The scientific name derives from the Latin priscus "ancient", and Greek myzon "sucking". 'Rini' is the isiXhosa name for
Grahamstown and its surrounding valley.

The holotype is held in the Albany Museum, Grahamstown, Eastern Cape, with the catalogue number AM5750. The locality and horizon is the Waterloo Farm, Grahamstown, South Africa; Witpoort Formation, Witteberg Group, Famennian, Late Devonian.

===Implications of the find===
Priscomyzon provides evidence that agnathans close to modern lampreys had existed before the end of the Devonian period. Lampreys have ancient origins, have endured for 360 million years and lived through four major extinction events - even so, their evolutionary history is obscure. In ancient seas jawless vertebrate fish led to jawed fish, and thence to all other vertebrates, including humans. Being the only extant jawless vertebrates and a virtual time capsule of embryology and DNA, lampreys and hagfish are of immense scientific interest. Knowing the period during which they became parasitic would shed light on how typical they are of ancient fish. Having no bone tissue, effectively being essentially boneless, their cartilaginous framework leaves almost no fossil record - a mere three fossil species had previously been described, and in none of these was a sucker disc detected.

==Description==
The exceptionally well-preserved fossil of P. riniensis is only 42 mm long and reveals details of its fin, gill basket and mouth region. A striking feature of Priscomyzon is its relatively large oral disk, inside a soft outer lip, supported by annular cartilage. The circular mouth at the center of the oral disk is surrounded by 14 small, evenly spaced, simple teeth, with no associated radiating series or plates of supplementary teeth, but otherwise quite similar to present-day lampreys, suggesting that their blood-sucking lifestyle was developed in ancient seas. The oral disk of the Late Carboniferous lamprey Mayomyzon pieckoensis, if present, is much smaller, while there is no evidence of a disk in the Early Carboniferous Hardistiella montanensis. Priscomyzons are the earliest teeth found in any fossil lamprey, and have a similar arrangement to that of the 19 or more teeth found in modern forms such as Ichthyomyzon, Petromyzon, Caspiomyzon and Geotria.

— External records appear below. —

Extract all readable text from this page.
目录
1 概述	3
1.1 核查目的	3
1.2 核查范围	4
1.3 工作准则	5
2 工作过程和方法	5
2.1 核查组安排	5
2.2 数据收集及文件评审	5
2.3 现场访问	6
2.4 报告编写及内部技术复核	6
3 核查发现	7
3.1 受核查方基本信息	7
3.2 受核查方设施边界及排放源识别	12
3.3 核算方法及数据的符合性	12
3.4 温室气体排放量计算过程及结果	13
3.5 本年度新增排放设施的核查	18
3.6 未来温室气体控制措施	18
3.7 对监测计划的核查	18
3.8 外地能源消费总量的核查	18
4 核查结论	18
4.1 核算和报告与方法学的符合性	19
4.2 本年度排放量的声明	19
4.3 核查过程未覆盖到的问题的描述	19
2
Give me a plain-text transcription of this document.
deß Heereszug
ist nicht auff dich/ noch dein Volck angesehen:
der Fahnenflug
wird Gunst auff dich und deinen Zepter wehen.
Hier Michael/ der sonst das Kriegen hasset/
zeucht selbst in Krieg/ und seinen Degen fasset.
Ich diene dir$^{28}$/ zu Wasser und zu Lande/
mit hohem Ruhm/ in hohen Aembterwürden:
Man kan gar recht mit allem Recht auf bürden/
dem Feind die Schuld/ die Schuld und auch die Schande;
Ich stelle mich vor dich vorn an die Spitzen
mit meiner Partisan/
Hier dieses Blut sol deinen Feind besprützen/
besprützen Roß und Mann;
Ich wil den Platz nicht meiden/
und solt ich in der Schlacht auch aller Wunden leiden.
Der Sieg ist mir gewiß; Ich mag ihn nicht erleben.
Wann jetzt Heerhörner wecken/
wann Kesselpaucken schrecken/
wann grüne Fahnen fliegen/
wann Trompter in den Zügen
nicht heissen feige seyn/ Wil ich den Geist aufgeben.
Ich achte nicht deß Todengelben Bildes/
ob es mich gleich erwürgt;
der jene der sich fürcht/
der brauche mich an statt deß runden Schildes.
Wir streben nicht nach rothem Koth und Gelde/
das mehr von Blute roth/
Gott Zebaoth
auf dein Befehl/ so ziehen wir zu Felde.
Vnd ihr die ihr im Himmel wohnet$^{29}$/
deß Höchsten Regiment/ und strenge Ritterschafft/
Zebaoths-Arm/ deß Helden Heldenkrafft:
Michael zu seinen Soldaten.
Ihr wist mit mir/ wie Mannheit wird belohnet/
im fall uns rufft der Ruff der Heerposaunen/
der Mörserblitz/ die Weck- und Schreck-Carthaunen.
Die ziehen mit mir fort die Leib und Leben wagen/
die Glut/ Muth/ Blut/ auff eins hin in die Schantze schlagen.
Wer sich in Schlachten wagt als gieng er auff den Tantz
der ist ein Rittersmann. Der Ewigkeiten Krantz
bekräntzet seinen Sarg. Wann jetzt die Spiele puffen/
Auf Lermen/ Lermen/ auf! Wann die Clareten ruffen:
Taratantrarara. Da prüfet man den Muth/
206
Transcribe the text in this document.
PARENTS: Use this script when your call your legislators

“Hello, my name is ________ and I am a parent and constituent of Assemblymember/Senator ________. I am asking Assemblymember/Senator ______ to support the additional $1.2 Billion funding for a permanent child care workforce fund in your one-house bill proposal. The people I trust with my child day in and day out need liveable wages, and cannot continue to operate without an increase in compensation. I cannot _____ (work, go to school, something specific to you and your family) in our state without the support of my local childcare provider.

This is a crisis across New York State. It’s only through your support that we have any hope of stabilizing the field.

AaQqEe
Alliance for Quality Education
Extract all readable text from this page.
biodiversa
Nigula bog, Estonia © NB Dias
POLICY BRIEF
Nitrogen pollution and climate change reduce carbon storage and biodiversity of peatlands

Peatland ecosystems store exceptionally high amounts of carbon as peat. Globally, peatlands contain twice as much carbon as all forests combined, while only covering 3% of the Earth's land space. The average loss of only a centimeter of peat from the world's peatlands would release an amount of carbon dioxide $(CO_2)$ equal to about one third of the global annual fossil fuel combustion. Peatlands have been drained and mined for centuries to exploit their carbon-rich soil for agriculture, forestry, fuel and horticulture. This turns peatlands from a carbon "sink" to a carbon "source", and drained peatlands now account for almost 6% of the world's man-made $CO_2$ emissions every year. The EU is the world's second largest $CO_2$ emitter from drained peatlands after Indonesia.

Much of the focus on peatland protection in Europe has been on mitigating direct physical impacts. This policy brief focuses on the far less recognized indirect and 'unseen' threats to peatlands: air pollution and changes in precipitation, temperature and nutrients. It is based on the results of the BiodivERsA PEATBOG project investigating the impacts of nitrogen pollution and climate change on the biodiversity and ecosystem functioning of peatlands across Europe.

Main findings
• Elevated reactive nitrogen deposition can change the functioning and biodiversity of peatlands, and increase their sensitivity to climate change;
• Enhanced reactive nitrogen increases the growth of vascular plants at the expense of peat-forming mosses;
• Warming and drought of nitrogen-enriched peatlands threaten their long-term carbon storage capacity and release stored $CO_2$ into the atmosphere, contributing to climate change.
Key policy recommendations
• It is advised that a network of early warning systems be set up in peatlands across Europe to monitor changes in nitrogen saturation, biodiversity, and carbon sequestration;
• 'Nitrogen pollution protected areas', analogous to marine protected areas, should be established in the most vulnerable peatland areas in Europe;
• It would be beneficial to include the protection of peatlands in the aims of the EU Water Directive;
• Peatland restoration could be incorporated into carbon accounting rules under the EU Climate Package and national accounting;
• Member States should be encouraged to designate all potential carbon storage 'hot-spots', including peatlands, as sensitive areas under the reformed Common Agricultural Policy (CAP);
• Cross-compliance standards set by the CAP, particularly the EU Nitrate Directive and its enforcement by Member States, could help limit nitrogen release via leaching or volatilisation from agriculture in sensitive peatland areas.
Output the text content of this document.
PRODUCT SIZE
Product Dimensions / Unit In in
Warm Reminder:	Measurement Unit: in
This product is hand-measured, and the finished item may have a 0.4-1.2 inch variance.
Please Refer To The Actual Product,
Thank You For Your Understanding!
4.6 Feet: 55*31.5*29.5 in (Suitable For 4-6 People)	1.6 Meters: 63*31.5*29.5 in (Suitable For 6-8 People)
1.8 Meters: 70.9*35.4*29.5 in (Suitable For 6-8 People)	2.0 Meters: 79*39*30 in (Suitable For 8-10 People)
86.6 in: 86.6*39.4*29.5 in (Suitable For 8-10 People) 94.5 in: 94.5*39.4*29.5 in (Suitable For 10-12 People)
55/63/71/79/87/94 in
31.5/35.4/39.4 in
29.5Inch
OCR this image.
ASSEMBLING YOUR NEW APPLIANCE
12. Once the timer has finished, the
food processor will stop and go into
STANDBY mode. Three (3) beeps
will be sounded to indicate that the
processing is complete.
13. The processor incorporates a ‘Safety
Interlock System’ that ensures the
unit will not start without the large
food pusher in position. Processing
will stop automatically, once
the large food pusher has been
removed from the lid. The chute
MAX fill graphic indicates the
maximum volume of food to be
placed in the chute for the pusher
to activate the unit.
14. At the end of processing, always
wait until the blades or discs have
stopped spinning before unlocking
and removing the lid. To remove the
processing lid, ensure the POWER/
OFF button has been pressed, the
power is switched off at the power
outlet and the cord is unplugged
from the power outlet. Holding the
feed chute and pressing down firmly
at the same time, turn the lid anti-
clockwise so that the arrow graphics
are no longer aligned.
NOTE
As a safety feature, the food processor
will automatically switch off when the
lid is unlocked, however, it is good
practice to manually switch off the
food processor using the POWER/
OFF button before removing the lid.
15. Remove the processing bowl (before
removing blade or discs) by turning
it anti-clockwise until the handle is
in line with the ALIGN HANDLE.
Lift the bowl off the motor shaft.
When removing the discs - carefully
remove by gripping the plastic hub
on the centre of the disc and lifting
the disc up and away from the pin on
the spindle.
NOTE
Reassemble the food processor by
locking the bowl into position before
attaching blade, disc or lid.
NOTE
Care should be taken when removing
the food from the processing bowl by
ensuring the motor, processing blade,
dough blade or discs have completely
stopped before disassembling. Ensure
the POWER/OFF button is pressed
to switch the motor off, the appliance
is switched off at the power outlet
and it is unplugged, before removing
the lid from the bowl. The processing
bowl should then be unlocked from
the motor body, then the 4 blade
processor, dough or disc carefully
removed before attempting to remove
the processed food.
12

Its posterior teeth are more elongate than the rest, while in modern species lateral or anterior teeth tend to be largest. Its teeth are also quite simple in shape compared to those of modern species, and in this respect are probably primitive. The position of the orbits is not clear as there are no darkened areas suggesting eye locations. The branchial imprint is preserved in great detail, parts of both the right and left baskets having been preserved, and the posterior five branchial arches being well defined. Anterior to these the presence of seven branchial pouches is evident. The dorsal fin originates immediately behind the branchiae and continues to the caudal extremity, resembling a modern ammocoete or lamprey larva rather than an adult, in which separate anterior and posterior dorsal fins are to be found.

Fossils of juvenile specimens indicate that it did not have the filter feeding "ammocoete" juvenile stage found in modern lampreys, with juveniles morphologically similar to adults.